Sat Jun 15 11:49:01 AM CDT 2013
~
darrel@DebWeb:  11 items 216Kb ->

I can't see any difference. Can you? Except for the python version, the dependencies are the same.

Ubuntu's:

darrel@Bodhi:~$ apt-cache depends software-properties-gtk
software-properties-gtk
  Depends: python2.7
  Depends: python
  Depends: python
  Depends: python-software-properties
  Depends: python-gi
  Depends: gir1.2-gtk-3.0
  Depends: python-aptdaemon.gtk3widgets
  Depends: software-properties-common
darrel@Bodhi:~$

Debian's:

darrel@DebWeb:  11 items 220Kb -> apt-cache depends software-properties-gtk
software-properties-gtk
 |Depends: python2.7
  Depends: python2.6
  Depends: python
  Depends: python
  Depends: python-software-properties
  Depends: python-gi
  Depends: gir1.2-gtk-3.0
  Depends: python-aptdaemon.gtk3widgets
  Depends: software-properties-common

Sat Jun 15 12:05:24 PM CDT 2013
~
darrel@DebWeb:  11 items 216Kb ->


Hors ligne melodie

  • Administrateur
  • Membre Héroïque
  • *****
  • Messages: 1777
    • Citrotux
Re : Users warned to remove Debian Multimedia repository
« Réponse #5 le: 15 juin 2013 à 19:32:53 »
Then I don't quite see why they would need any additional gui program to edit the sources.list file?
Good leaders being scarce, following yourself is allowed.

djohnston

  • Invité
Re : Users warned to remove Debian Multimedia repository
« Réponse #6 le: 15 juin 2013 à 19:52:41 »
What Steve Kemp is asking for is a command line tool to manipulate apt sources, or repo lists, or PPA lists, without having to resort to using a text editor to manually edit the sources.

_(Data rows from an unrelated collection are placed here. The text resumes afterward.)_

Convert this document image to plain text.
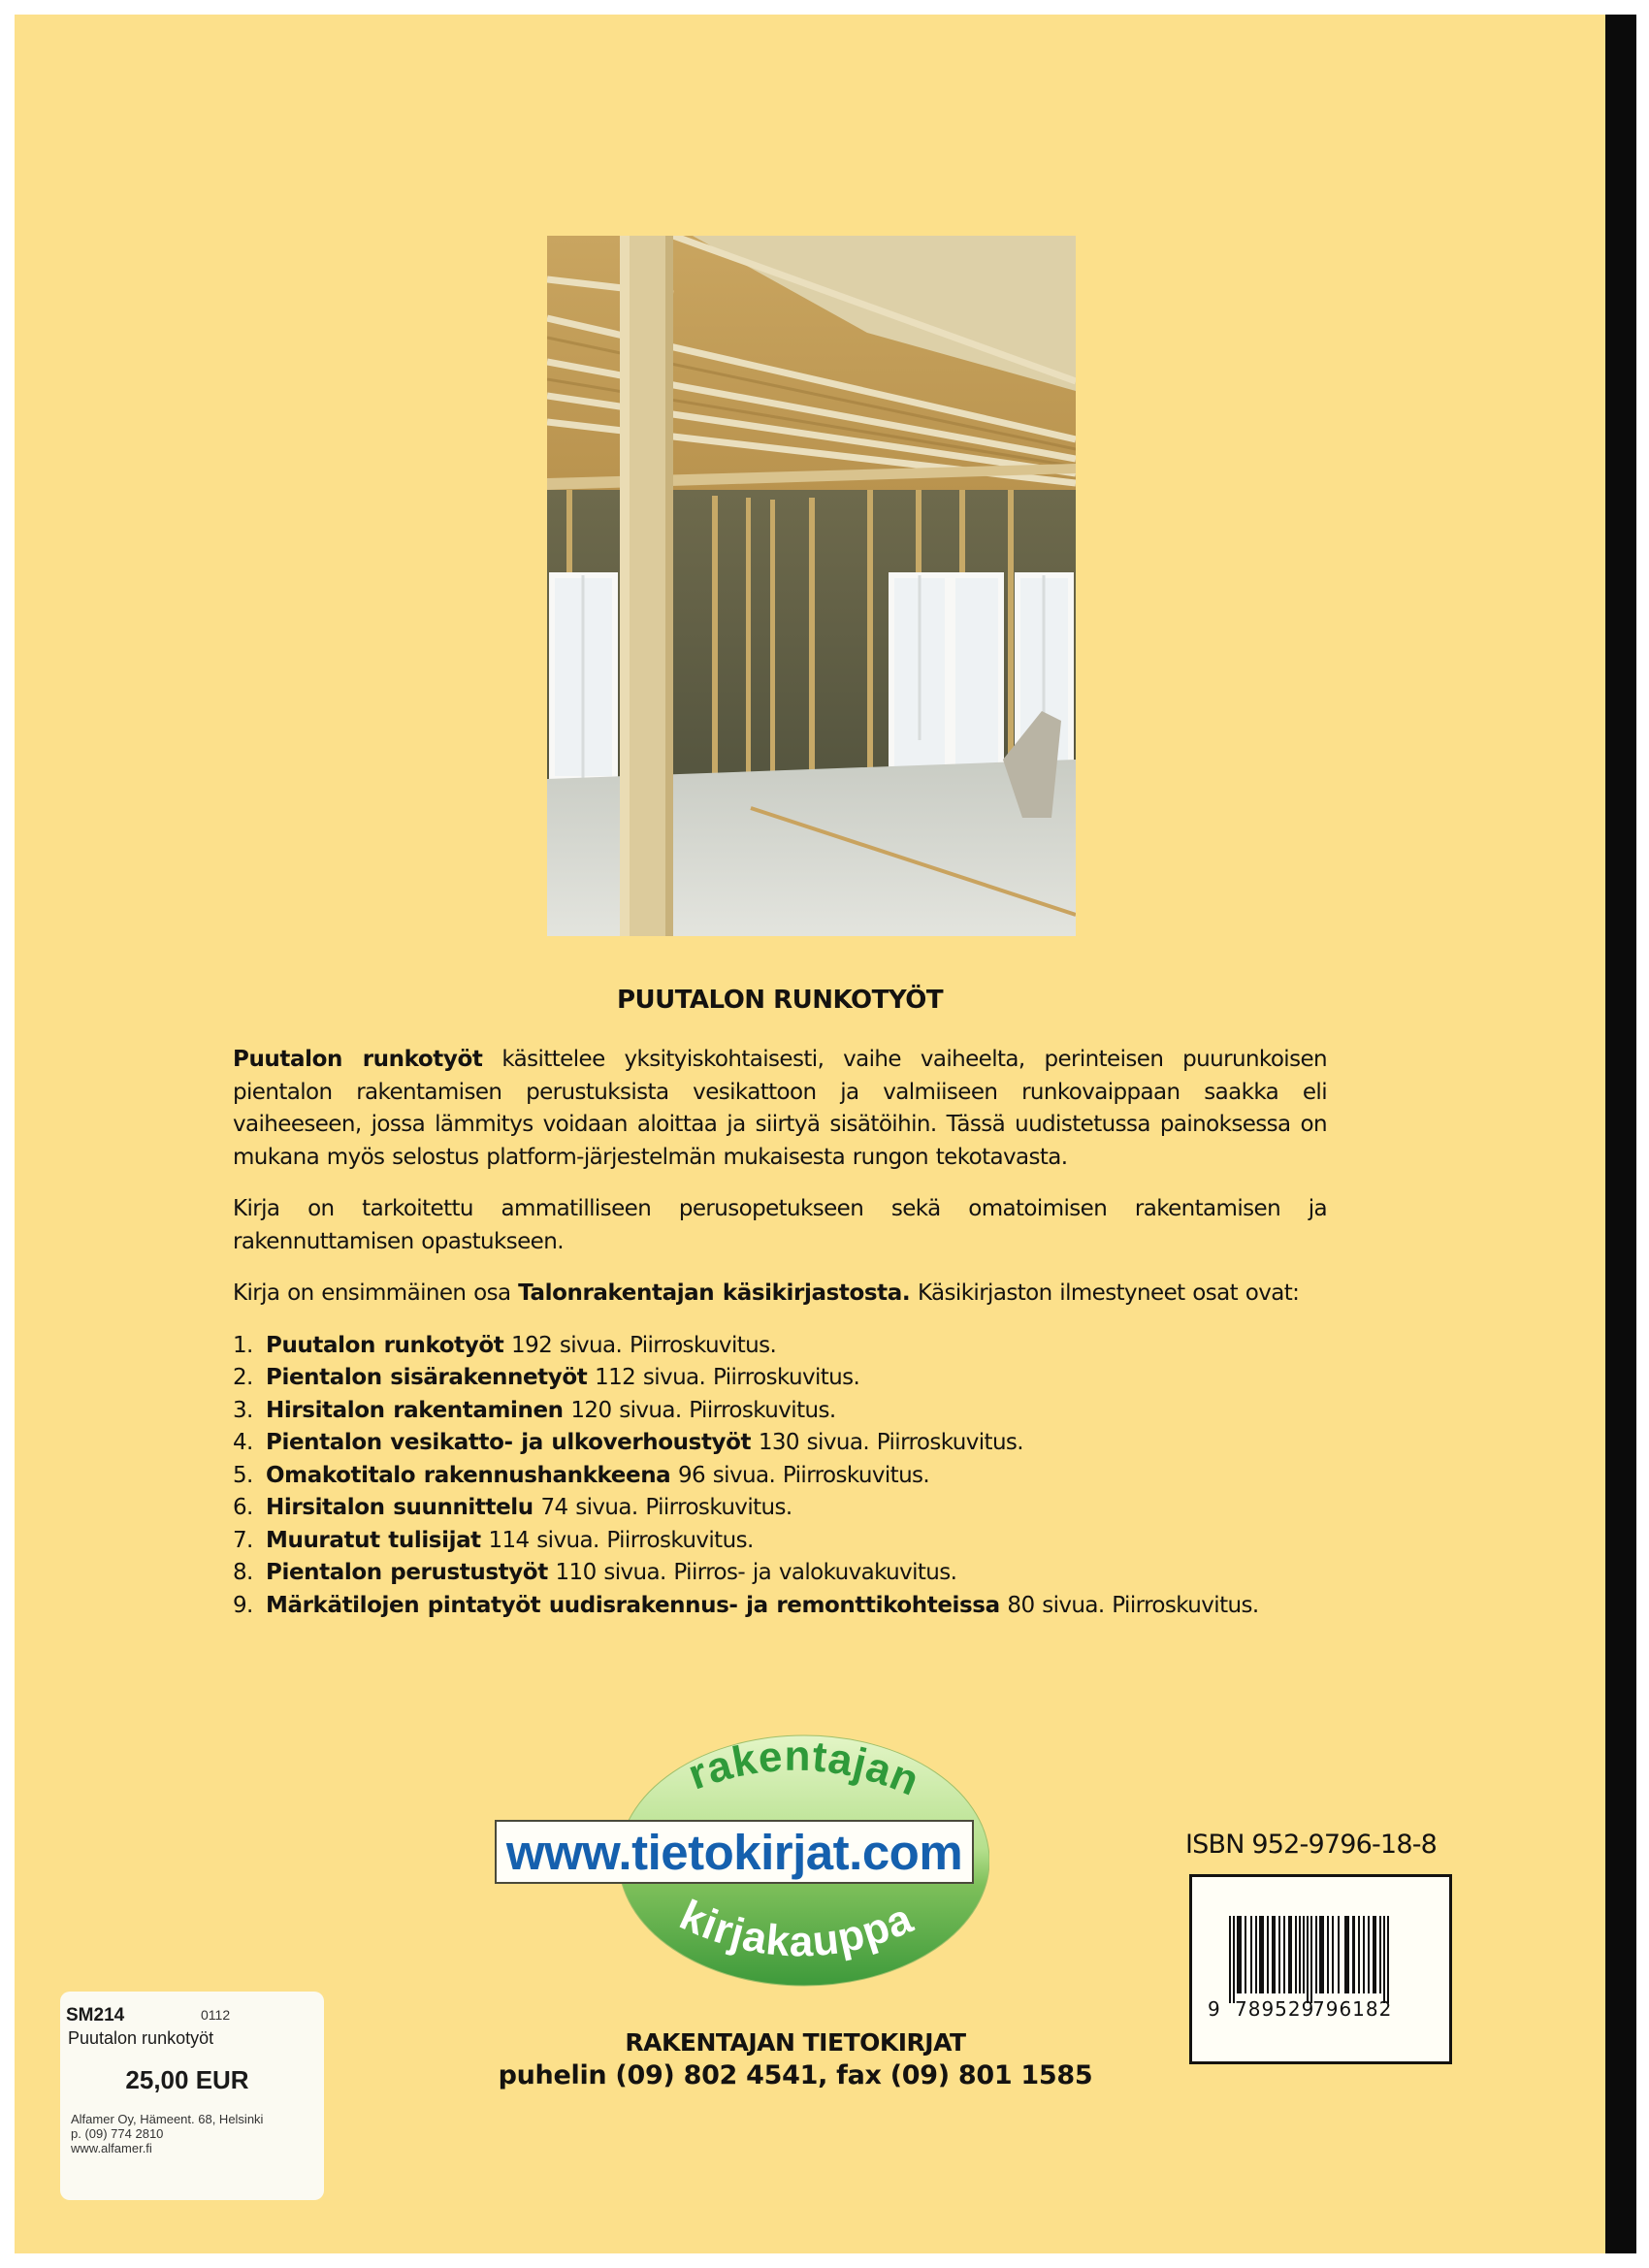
PUUTALON RUNKOTYÖT

Puutalon runkotyöt käsittelee yksityiskohtaisesti, vaihe vaiheelta, perinteisen puurunkoisen pientalon rakentamisen perustuksista vesikattoon ja valmiiseen runkovaippaan saakka eli vaiheeseen, jossa lämmitys voidaan aloittaa ja siirtyä sisätöihin. Tässä uudistetussa painoksessa on mukana myös selostus platform-järjestelmän mukaisesta rungon tekotavasta.

Kirja on tarkoitettu ammatilliseen perusopetukseen sekä omatoimisen rakentamisen ja rakennuttamisen opastukseen.

Kirja on ensimmäinen osa Talonrakentajan käsikirjastosta. Käsikirjaston ilmestyneet osat ovat:

1. Puutalon runkotyöt 192 sivua. Piirroskuvitus.
2. Pientalon sisärakennetyöt 112 sivua. Piirroskuvitus.
3. Hirsitalon rakentaminen 120 sivua. Piirroskuvitus.
4. Pientalon vesikatto- ja ulkoverhoustyöt 130 sivua. Piirroskuvitus.
5. Omakotitalo rakennushankkeena 96 sivua. Piirroskuvitus.
6. Hirsitalon suunnittelu 74 sivua. Piirroskuvitus.
7. Muuratut tulisijat 114 sivua. Piirroskuvitus.
8. Pientalon perustustyöt 110 sivua. Piirros- ja valokuvakuvitus.
9. Märkätilojen pintatyöt uudisrakennus- ja remonttikohteissa 80 sivua. Piirroskuvitus.
rakentajan
kirjakauppa
www.tietokirjat.com
RAKENTAJAN TIETOKIRJAT
puhelin (09) 802 4541, fax (09) 801 1585
ISBN 952-9796-18-8
9 789529
796182
SM214	0112
Puutalon runkotyöt
25,00 EUR
Alfamer Oy, Hämeent. 68, Helsinki
p. (09) 774 2810
www.alfamer.fi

He proposes calling the command line tool apt-sources.


Hors ligne melodie

  • Administrateur
  • Membre Héroïque
  • *****
  • Messages: 1777
    • Citrotux
Re : Users warned to remove Debian Multimedia repository
« Réponse #7 le: 15 juin 2013 à 21:35:08 »
Ok, then they will certainly sort it out. Many comments bring ideas for a solution to be used.
Good leaders being scarce, following yourself is allowed.